In the foregoing description, certain terms have been used for brevity, clarity, and understanding, but no unnecessary limitations are to be implied therefrom beyond the requirements of the prior art, because such words are used for description purposes herein and are intended to be broadly construed. Moreover, the embodiments of the compositions and methods illustrated and described herein are by way of example, and the scope of the invention is not limited to the exact details of structure, synthesis, and delivery. [0043]

Claims

What is claimed is:

1. A method for determining a potential efficacy of an administration of immunotherapy for treating Crohn's disease, the method comprising the step of screening for a presence of Mycobacterium avium ss. paratuberculosis (MAP) in a serum of a patient.

2. The method recited in claim 1, wherein the screening step comprises the steps of:

simultaneously contacting a human serum sample with an antigen composition comprising a 35 kD protein expressed by a recombinant p35 clone specific to sera from Johne's disease and a 36 kD protein expressed by a recombinant p36 clone specific to sera from Crohn's disease; and

detecting a bound antibody-antigen complex to the antigen composition, wherein the bound antibody-antigen complex detects a presence of Mycobacterium avium ss. paratuberculosis, and thus indicates a presence of Crohn's disease.

3. The method recited in claim 1, wherein the screening step comprises performing an ELISA analysis for serum antibodies to MAP.

4. A method for treating Crohn's disease comprising the steps of:

screening for a presence of Mycobacterium avium ss. paratuberculosis (MAP) in a serum of a patient; and

avoiding a use of immunotherapy as a primary treatment if the patient screens serologically positive for MAP.

5. The method recited in claim 4, wherein the screening step comprises the steps of:

6. The method recited in claim 4, wherein the screening step comprises performing an ELISA analysis for serum antibodies to MAP.

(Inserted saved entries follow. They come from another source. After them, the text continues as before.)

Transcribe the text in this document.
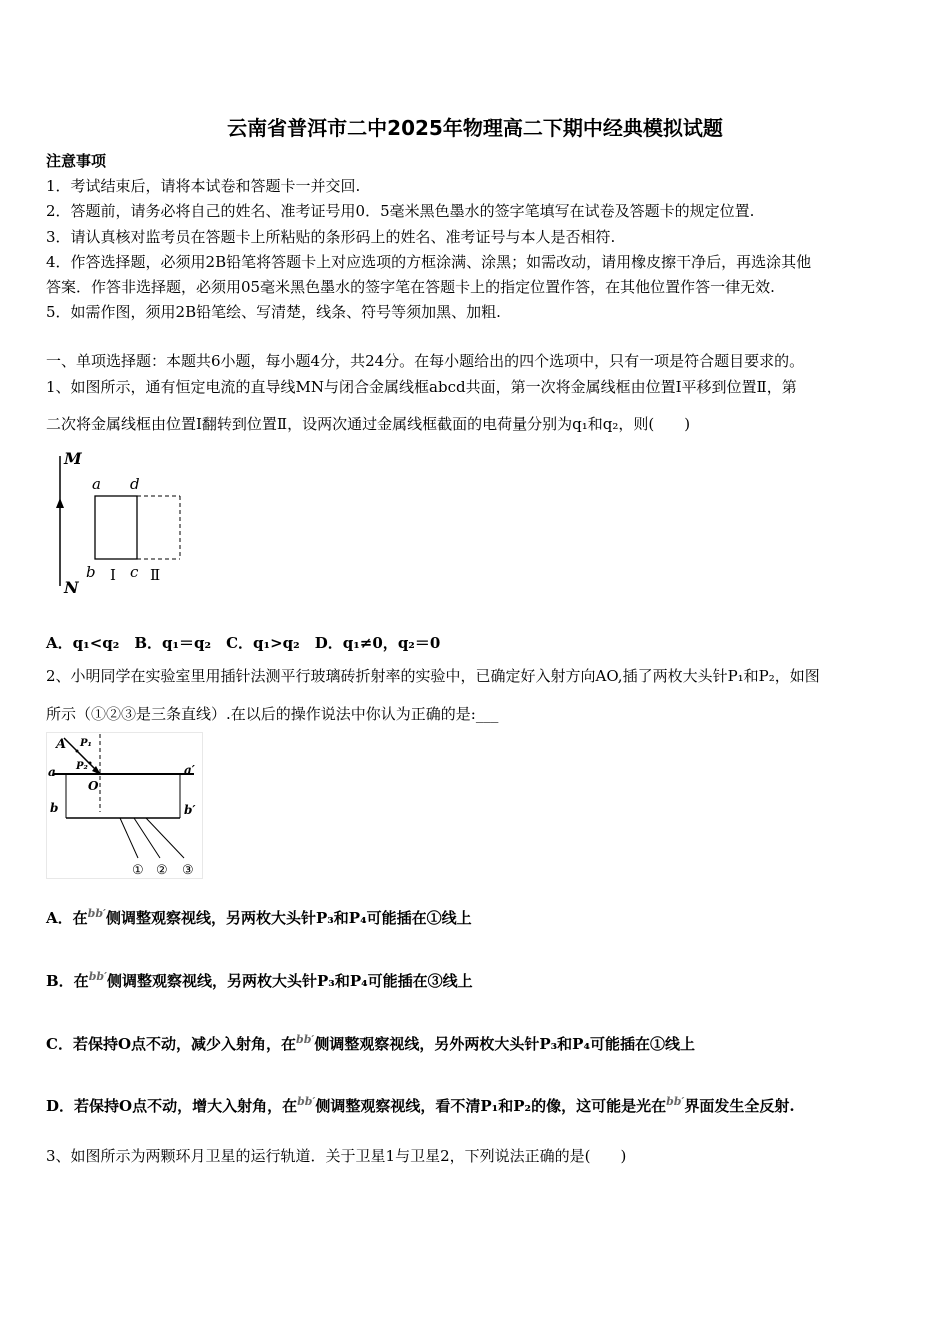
云南省普洱市二中2025年物理高二下期中经典模拟试题
注意事项
1．考试结束后，请将本试卷和答题卡一并交回.
2．答题前，请务必将自己的姓名、准考证号用0．5毫米黑色墨水的签字笔填写在试卷及答题卡的规定位置.
3．请认真核对监考员在答题卡上所粘贴的条形码上的姓名、准考证号与本人是否相符.
4．作答选择题，必须用2B铅笔将答题卡上对应选项的方框涂满、涂黑；如需改动，请用橡皮擦干净后，再选涂其他
答案．作答非选择题，必须用05毫米黑色墨水的签字笔在答题卡上的指定位置作答，在其他位置作答一律无效.
5．如需作图，须用2B铅笔绘、写清楚，线条、符号等须加黑、加粗.
一、单项选择题：本题共6小题，每小题4分，共24分。在每小题给出的四个选项中，只有一项是符合题目要求的。
1、如图所示，通有恒定电流的直导线MN与闭合金属线框abcd共面，第一次将金属线框由位置Ⅰ平移到位置Ⅱ，第
二次将金属线框由位置Ⅰ翻转到位置Ⅱ，设两次通过金属线框截面的电荷量分别为q₁和q₂，则(　　)
M
N
a d
b Ⅰ c Ⅱ
A．q₁<q₂　B．q₁＝q₂　C．q₁>q₂　D．q₁≠0，q₂＝0
2、小明同学在实验室里用插针法测平行玻璃砖折射率的实验中，已确定好入射方向AO,插了两枚大头针P₁和P₂，如图
所示（①②③是三条直线）.在以后的操作说法中你认为正确的是:___
A P₁
P₂
a	a′
O
b	b′
① ② ③
A．在$^{bb'}$侧调整观察视线，另两枚大头针P₃和P₄可能插在①线上
B．在$^{bb'}$侧调整观察视线，另两枚大头针P₃和P₄可能插在③线上
C．若保持O点不动，减少入射角，在$^{bb'}$侧调整观察视线，另外两枚大头针P₃和P₄可能插在①线上
D．若保持O点不动，增大入射角，在$^{bb'}$侧调整观察视线，看不清P₁和P₂的像，这可能是光在$^{bb'}$界面发生全反射.
3、如图所示为两颗环月卫星的运行轨道．关于卫星1与卫星2，下列说法正确的是(　　)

7. The method recited in claim 4, further comprising the step of administering a regimen of an antibiotic effective in and sufficient for eradicating a presence of Mycobacterium paratuberculosis.

8. The method recited in claim 7, wherein the antibiotic comprises a combination of rifabutin and clarithromycin.

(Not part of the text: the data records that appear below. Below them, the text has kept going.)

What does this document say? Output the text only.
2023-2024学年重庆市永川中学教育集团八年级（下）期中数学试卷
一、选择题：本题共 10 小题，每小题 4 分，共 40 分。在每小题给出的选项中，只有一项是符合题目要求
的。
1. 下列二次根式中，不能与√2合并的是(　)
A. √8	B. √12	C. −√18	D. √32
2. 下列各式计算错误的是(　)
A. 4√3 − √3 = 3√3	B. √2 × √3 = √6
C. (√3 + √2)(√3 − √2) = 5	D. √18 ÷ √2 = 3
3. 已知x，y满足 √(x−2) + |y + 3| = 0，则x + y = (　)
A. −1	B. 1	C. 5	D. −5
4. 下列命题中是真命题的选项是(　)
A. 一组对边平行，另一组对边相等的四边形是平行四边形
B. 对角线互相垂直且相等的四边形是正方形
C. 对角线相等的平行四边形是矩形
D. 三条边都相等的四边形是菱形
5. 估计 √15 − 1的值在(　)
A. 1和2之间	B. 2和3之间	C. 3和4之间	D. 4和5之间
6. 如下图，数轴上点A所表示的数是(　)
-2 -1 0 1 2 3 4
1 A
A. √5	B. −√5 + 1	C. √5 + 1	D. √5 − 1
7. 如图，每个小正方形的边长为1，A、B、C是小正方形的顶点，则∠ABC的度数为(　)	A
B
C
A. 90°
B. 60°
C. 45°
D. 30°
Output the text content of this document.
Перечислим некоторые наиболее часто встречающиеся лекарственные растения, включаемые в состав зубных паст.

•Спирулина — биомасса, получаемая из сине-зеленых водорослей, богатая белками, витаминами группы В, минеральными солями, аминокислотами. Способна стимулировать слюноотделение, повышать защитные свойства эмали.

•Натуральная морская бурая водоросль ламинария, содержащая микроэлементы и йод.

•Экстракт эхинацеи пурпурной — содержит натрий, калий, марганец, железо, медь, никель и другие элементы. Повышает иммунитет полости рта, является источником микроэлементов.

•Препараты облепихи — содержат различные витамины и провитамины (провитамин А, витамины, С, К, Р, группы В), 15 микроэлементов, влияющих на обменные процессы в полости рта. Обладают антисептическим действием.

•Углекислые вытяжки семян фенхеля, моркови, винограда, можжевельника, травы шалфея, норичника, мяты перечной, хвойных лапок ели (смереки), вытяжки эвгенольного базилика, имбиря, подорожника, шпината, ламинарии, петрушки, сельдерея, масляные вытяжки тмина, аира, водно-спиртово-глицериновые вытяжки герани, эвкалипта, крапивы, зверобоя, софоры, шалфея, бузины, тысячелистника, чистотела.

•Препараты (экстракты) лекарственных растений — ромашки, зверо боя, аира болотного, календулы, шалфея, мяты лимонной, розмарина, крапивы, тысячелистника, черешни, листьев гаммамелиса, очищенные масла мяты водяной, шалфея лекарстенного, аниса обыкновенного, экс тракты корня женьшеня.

9. The method recited in claim 7, wherein the rifabutin is administered in a dosage of 150 mg twice daily and the clarithromycin is administered in a dosage of 500 daily.

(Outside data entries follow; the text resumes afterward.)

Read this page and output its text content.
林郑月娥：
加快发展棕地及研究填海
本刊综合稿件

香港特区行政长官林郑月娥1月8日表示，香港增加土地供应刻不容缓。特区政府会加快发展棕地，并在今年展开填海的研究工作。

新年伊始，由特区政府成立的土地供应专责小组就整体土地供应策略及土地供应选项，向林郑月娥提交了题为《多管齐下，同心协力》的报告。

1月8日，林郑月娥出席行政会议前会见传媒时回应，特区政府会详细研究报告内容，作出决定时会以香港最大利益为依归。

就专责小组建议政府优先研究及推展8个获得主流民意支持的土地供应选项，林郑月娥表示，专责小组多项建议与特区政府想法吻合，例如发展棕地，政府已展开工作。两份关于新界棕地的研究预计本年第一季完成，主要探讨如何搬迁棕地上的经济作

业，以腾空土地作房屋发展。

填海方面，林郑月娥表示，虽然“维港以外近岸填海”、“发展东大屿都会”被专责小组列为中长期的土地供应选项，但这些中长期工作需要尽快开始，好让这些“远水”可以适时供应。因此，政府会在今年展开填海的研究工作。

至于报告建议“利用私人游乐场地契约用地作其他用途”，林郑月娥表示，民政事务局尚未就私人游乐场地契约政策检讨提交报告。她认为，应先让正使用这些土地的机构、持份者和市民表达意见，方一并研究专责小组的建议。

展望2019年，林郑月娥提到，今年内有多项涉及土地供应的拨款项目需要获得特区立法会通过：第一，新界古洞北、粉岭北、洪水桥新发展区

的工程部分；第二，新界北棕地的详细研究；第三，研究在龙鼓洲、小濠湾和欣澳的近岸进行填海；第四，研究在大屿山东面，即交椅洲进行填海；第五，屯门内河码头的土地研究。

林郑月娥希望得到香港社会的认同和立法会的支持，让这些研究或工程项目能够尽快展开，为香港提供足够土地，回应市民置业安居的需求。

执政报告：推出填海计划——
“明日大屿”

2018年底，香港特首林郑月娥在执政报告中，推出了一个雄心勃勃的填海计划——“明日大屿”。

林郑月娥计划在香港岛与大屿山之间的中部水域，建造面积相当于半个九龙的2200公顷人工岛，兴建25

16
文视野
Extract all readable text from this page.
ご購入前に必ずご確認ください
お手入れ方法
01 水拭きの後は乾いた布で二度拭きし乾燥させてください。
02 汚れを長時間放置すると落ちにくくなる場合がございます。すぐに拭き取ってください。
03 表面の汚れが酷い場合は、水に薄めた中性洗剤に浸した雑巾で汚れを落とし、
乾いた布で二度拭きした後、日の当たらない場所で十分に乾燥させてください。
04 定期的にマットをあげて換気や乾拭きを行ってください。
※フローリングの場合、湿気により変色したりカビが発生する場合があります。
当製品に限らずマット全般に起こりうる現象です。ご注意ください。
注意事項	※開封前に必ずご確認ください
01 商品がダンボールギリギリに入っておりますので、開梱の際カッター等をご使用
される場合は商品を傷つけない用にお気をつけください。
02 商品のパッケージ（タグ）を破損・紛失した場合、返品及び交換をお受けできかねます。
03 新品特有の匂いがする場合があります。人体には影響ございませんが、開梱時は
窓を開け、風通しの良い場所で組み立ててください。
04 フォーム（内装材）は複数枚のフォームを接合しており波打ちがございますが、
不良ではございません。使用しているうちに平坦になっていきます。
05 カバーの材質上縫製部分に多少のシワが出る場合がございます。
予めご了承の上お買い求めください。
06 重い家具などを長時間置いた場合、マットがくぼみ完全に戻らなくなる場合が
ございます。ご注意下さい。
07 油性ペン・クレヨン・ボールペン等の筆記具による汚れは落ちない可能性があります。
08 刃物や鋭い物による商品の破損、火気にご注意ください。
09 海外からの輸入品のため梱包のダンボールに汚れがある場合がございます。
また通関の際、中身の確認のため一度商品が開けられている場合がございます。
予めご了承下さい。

10. The method recited in claim 7, further comprising the step, following the antibiotic-administering step, of administering a course of immunotherapy.

11. The method recited in claim 10, wherein the immunotherapy administering step comprises administering infliximab.

12. The method recited in claim 10, further comprising the step of administering a probiotic prior to the immunotherapy administering step.

13. The method recited in claim 12, wherein the probiotic comprises Lactobacillus acidophilus and Lactobacillus rhamnosus.

14. The method recited in claim 13, wherein the Lactobacillus acidophilus and Lactobacillus rhamnosus are administered in substantially equal amounts of 200 mgm po qd.

15. The method recited in claim 12, wherein the probiotic comprises 500 million units lactobacillus acidophilus, 500 million units of bifidobacterium bifidum, and a combination of one billion units of bifidobacterium longum, infantis, rhamnosus, and lactobacillus salivarius, reuteri, casei, bulgaricus, sporogenes, laterosporus, and plantarum.